An OU visiting professor will spend the next year embedded with U.S. troops in Afghanistan as an ABC News correspondent, and OU students will deliver some of his stories online.
''We will feed information to students every day, and they'll work with it and structure it and submit it to abcnews.com," said Mike Boettcher, a professor at the Gaylord College of Journalism and Mass Communication.
Boettcher, an Emmy Award- and Peabody Award-winning journalist, also will keep a written and video blog on NewsOK.com, just as he and his newsman son Carlos did in 2009 from Iraq and Afghanistan.
''We will travel with our cameras and our clothes and our sleeping bag and our body armor," he said.
Boettcher is an OU graduate from Ponca City who spent 30 years working as a news correspondent for CNN, NBC and ABC, often working in war zones and other crisis areas, before joining the OU faculty last year.
He plans to leave Oklahoma on Aug. 25 with his son and head to Afghanistan, where they will spend time with all four brigades of the Army's 101st Airborne Division.
The job's official start is Sept. 1.
About the assignment
They will interview soldiers about their personal stories, shoot footage of their experiences in Afghanistan, and then use technology to relay those stories back to ABC News and to Oklahoma.
Boettcher said he and his son will keep tabs on the people they meet and update their stories whenever possible.
''People may or may not want to see the war," Boettcher said, "but they are sure as heck interested in the people we have over there."
Some reports will air on ABC news programs; many others will be seen online. That's where Boettcher's ongoing relationship with the Gaylord College and its students comes in.
About 15 students enrolled in an advanced multimedia class taught by Pulitzer Prize-winning journalist John Schmeltzer will produce some of Boettcher's material. In addition to the ABC News submissions, they will post footage onto a Gaylord College website dedicated to the project.
Boettcher also will produce tutorials for OU classes on the latest multimedia journalism techniques.
''Mike cares deeply about the next generation of journalists and has bold ideas on how to inspire and help them," said Gaylord College Dean Joe Foote.
''We're excited that this partnership between Mike and ABC News will allow our students to have a unique view of how a war is covered," Foote said, "and how multimedia journalism is playing out in real time on an international level."
The Norman-based Sarkeys Foundation is paying for transmission costs related to the project.

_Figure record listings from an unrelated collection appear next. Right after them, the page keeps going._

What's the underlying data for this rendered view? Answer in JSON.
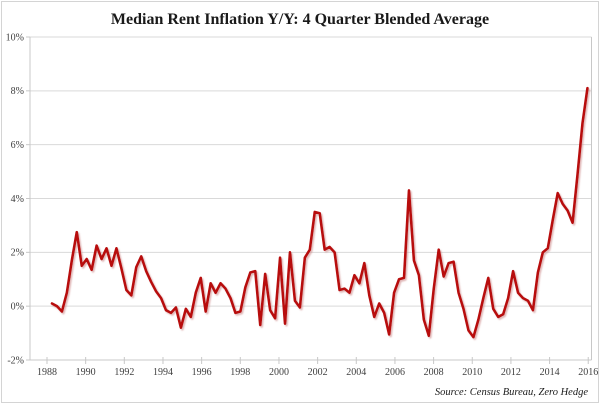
{
  "title": "Median Rent Inflation Y/Y: 4 Quarter Blended Average",
  "source_note": "Source: Census Bureau, Zero Hedge",
  "colors": {
    "line": "#b80f11",
    "line_shadow": "#cf9090",
    "grid": "#d9d9d9",
    "axis": "#c8c8c8",
    "frame": "#d4d4d4",
    "tick_label": "#404040",
    "title": "#1a1a1a",
    "background": "#ffffff"
  },
  "chart_data": {
    "type": "line",
    "title": "Median Rent Inflation Y/Y: 4 Quarter Blended Average",
    "series_name": "Median rent inflation Y/Y, 4-quarter blended average",
    "xlabel": "",
    "ylabel": "",
    "x_start": 1989.0,
    "x_step": 0.25,
    "x_unit": "year (quarterly points)",
    "xlim": [
      1988,
      2016
    ],
    "ylim": [
      -2,
      10
    ],
    "grid": "horizontal",
    "legend": "none",
    "y_tick_labels": [
      "10%",
      "8%",
      "6%",
      "4%",
      "2%",
      "0%",
      "-2%"
    ],
    "y_tick_values": [
      10,
      8,
      6,
      4,
      2,
      0,
      -2
    ],
    "x_tick_labels": [
      "1988",
      "1990",
      "1992",
      "1994",
      "1996",
      "1998",
      "2000",
      "2002",
      "2004",
      "2006",
      "2008",
      "2010",
      "2012",
      "2014",
      "2016"
    ],
    "x_tick_values": [
      1988,
      1990,
      1992,
      1994,
      1996,
      1998,
      2000,
      2002,
      2004,
      2006,
      2008,
      2010,
      2012,
      2014,
      2016
    ],
    "values": [
      0.1,
      0.0,
      -0.2,
      0.5,
      1.7,
      2.75,
      1.5,
      1.75,
      1.35,
      2.25,
      1.75,
      2.15,
      1.5,
      2.15,
      1.4,
      0.6,
      0.4,
      1.45,
      1.85,
      1.3,
      0.9,
      0.55,
      0.3,
      -0.15,
      -0.25,
      -0.05,
      -0.8,
      -0.1,
      -0.4,
      0.5,
      1.05,
      -0.2,
      0.85,
      0.5,
      0.85,
      0.65,
      0.3,
      -0.25,
      -0.2,
      0.7,
      1.25,
      1.3,
      -0.7,
      1.2,
      -0.15,
      -0.45,
      1.8,
      -0.65,
      2.0,
      0.2,
      -0.05,
      1.8,
      2.1,
      3.5,
      3.45,
      2.1,
      2.2,
      2.0,
      0.6,
      0.65,
      0.5,
      1.15,
      0.85,
      1.6,
      0.4,
      -0.4,
      0.1,
      -0.25,
      -1.05,
      0.5,
      1.0,
      1.05,
      4.3,
      1.7,
      1.15,
      -0.5,
      -1.1,
      0.65,
      2.1,
      1.1,
      1.6,
      1.65,
      0.5,
      -0.1,
      -0.9,
      -1.15,
      -0.5,
      0.3,
      1.05,
      -0.1,
      -0.4,
      -0.3,
      0.3,
      1.3,
      0.5,
      0.3,
      0.2,
      -0.15,
      1.25,
      2.0,
      2.15,
      3.2,
      4.2,
      3.8,
      3.55,
      3.1,
      4.9,
      6.8,
      8.1
    ]
  }
}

Boettcher said universities could play an expanded role in covering news stories such as the war in Afghanistan by serving as a home base to journalists who want to deliver long-range, in-depth coverage in an age of shrinking newsroom budgets and diminishing attention spans.
''(OU) President David Boren is really interested in this model because no one is really out there," Boettcher said.
''Networks parachute people in for a couple of weeks and then pull them out, but this war deserves more coverage, and we need someone there full time."